Depuis 439, l’Afrique romaine était tombée tout entière au pouvoir des Vandales. Ceux-ci étaient ariens, et leurs rois Geisérich († 477), Hunérich (477-484), Thrasamund (496-523), les deux premiers surtout, persécutèrent durement les catholiques. De là, dans la littérature chrétienne d’Afrique à cette époque, un renouveau de polémique contre l’arianisme. On le constate par les écrits de l’évêque de Carthage, Eugène (480-505), de l’évêque de Castellum en Maurétanie césarienne, Cerealis (vers 485), de l’évêque de Cirta en Numidie, Antoninus Honoratus, des évêques Victor de Cartenna (Gennadius, De vir. ill., 77), Asclepius (ibid., 73) et Voconius de Castellum (ibid., 78). Les œuvres de ces deux derniers ont péri : on possède peut-être de Victor son traité Sur la pénitence publique et sa Lettre de consolation à Basile.

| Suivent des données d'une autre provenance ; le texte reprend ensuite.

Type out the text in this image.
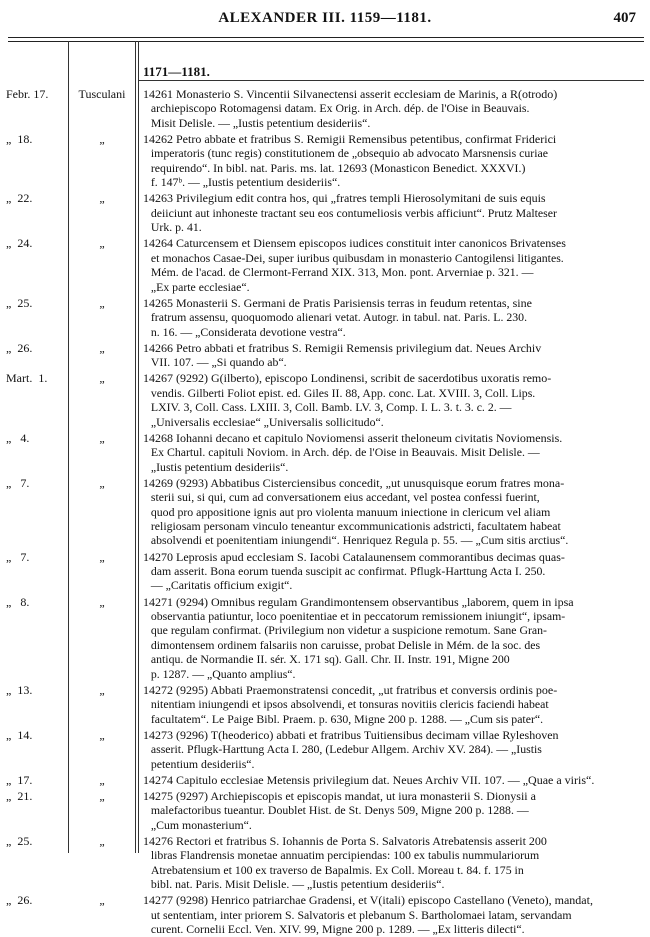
ALEXANDER III. 1159—1181.	407
1171—1181.
Febr. 17.	Tusculani	14261 Monasterio S. Vincentii Silvanectensi asserit ecclesiam de Marinis, a R(otrodo)
archiepiscopo Rotomagensi datam. Ex Orig. in Arch. dép. de l'Oise in Beauvais.
Misit Delisle. — „Iustis petentium desideriis“.
„  18.	„	14262 Petro abbate et fratribus S. Remigii Remensibus petentibus, confirmat Friderici
imperatoris (tunc regis) constitutionem de „obsequio ab advocato Marsnensis curiae
requirendo“. In bibl. nat. Paris. ms. lat. 12693 (Monasticon Benedict. XXXVI.)
f. 147ᵇ. — „Iustis petentium desideriis“.
„  22.	„	14263 Privilegium edit contra hos, qui „fratres templi Hierosolymitani de suis equis
deiiciunt aut inhoneste tractant seu eos contumeliosis verbis afficiunt“. Prutz Malteser
Urk. p. 41.
„  24.	„	14264 Caturcensem et Diensem episcopos iudices constituit inter canonicos Brivatenses
et monachos Casae-Dei, super iuribus quibusdam in monasterio Cantogilensi litigantes.
Mém. de l'acad. de Clermont-Ferrand XIX. 313, Mon. pont. Arverniae p. 321. —
„Ex parte ecclesiae“.
„  25.	„	14265 Monasterii S. Germani de Pratis Parisiensis terras in feudum retentas, sine
fratrum assensu, quoquomodo alienari vetat. Autogr. in tabul. nat. Paris. L. 230.
n. 16. — „Considerata devotione vestra“.
„  26.	„	14266 Petro abbati et fratribus S. Remigii Remensis privilegium dat. Neues Archiv
VII. 107. — „Si quando ab“.
Mart.  1.	„	14267 (9292) G(ilberto), episcopo Londinensi, scribit de sacerdotibus uxoratis remo-
vendis. Gilberti Foliot epist. ed. Giles II. 88, App. conc. Lat. XVIII. 3, Coll. Lips.
LXIV. 3, Coll. Cass. LXIII. 3, Coll. Bamb. LV. 3, Comp. I. L. 3. t. 3. c. 2. —
„Universalis ecclesiae“ „Universalis sollicitudo“.
„   4.	„	14268 Iohanni decano et capitulo Noviomensi asserit theloneum civitatis Noviomensis.
Ex Chartul. capituli Noviom. in Arch. dép. de l'Oise in Beauvais. Misit Delisle. —
„Iustis petentium desideriis“.
„   7.	„	14269 (9293) Abbatibus Cisterciensibus concedit, „ut unusquisque eorum fratres mona-
sterii sui, si qui, cum ad conversationem eius accedant, vel postea confessi fuerint,
quod pro appositione ignis aut pro violenta manuum iniectione in clericum vel aliam
religiosam personam vinculo teneantur excommunicationis adstricti, facultatem habeat
absolvendi et poenitentiam iniungendi“. Henriquez Regula p. 55. — „Cum sitis arctius“.
„   7.	„	14270 Leprosis apud ecclesiam S. Iacobi Catalaunensem commorantibus decimas quas-
dam asserit. Bona eorum tuenda suscipit ac confirmat. Pflugk-Harttung Acta I. 250.
— „Caritatis officium exigit“.
„   8.	„	14271 (9294) Omnibus regulam Grandimontensem observantibus „laborem, quem in ipsa
observantia patiuntur, loco poenitentiae et in peccatorum remissionem iniungit“, ipsam-
que regulam confirmat. (Privilegium non videtur a suspicione remotum. Sane Gran-
dimontensem ordinem falsariis non caruisse, probat Delisle in Mém. de la soc. des
antiqu. de Normandie II. sér. X. 171 sq). Gall. Chr. II. Instr. 191, Migne 200
p. 1287. — „Quanto amplius“.
„  13.	„	14272 (9295) Abbati Praemonstratensi concedit, „ut fratribus et conversis ordinis poe-
nitentiam iniungendi et ipsos absolvendi, et tonsuras novitiis clericis faciendi habeat
facultatem“. Le Paige Bibl. Praem. p. 630, Migne 200 p. 1288. — „Cum sis pater“.
„  14.	„	14273 (9296) T(heoderico) abbati et fratribus Tuitiensibus decimam villae Ryleshoven
asserit. Pflugk-Harttung Acta I. 280, (Ledebur Allgem. Archiv XV. 284). — „Iustis
petentium desideriis“.
„  17.	„	14274 Capitulo ecclesiae Metensis privilegium dat. Neues Archiv VII. 107. — „Quae a viris“.
„  21.	„	14275 (9297) Archiepiscopis et episcopis mandat, ut iura monasterii S. Dionysii a
malefactoribus tueantur. Doublet Hist. de St. Denys 509, Migne 200 p. 1288. —
„Cum monasterium“.
„  25.	„	14276 Rectori et fratribus S. Iohannis de Porta S. Salvatoris Atrebatensis asserit 200
libras Flandrensis monetae annuatim percipiendas: 100 ex tabulis nummulariorum
Atrebatensium et 100 ex traverso de Bapalmis. Ex Coll. Moreau t. 84. f. 175 in
bibl. nat. Paris. Misit Delisle. — „Iustis petentium desideriis“.
„  26.	„	14277 (9298) Henrico patriarchae Gradensi, et V(itali) episcopo Castellano (Veneto), mandat,
ut sententiam, inter priorem S. Salvatoris et plebanum S. Bartholomaei latam, servandam
curent. Cornelii Eccl. Ven. XIV. 99, Migne 200 p. 1289. — „Ex litteris dilecti“.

A ce même cycle appartiennent aussi les écrits de Vigile, évêque de Thapse, qui assista, le 1er février 484 à Carthage, à la conférence contradictoire entre ariens et catholiques. On a imprimé sous son nom neuf traités dont deux seulement sont sûrement de lui : un Dialogue contre les ariens, les sabelliens et les photiniens et cinq livres Contre Eutychès ; mais on sait par lui-même qu’il avait composé de plus deux traités, qu’on n’a pu jusqu’ici identifier, Contre l’arien Marivadus et Contre l’arien Palladius.
A cette même controverse encore on peut rapporter en grande partie les ouvrages de celui qui fut, au vie siècle, le meilleur théologien de l’Occident, saint Fulgence.
Saint Fulgence était né en 468 à Thélepte, dans la Byzacène, d’une famille riche : son éducation fut très soignée. Déjà il avait commencé à s’occuper des affaires séculières quand se développa peu à peu en lui le désir de la vie monastique. Il la pratique d’abord en Afrique dans plusieurs couvents, puis essaye en vain de passer en Egypte, aborde en Sicile et, par Rome, revient en Afrique où il fonde un nouveau monastère. C’est là qu’on vient le prendre pour en faire, malgré lui, un évêque de Ruspe (507 ou 508). Il n’y reste que peu de temps. Exilé en Sardaigne par Thrasamund avec plus de soixante autres évêques de la Byzacène, il forme avec eux une sorte de conseil théologique permanent, mais ne peut revenir définitivement en Afrique et recouvrer son siège qu’à l’avènement de Hildérich (523). Sa mort se place en 533.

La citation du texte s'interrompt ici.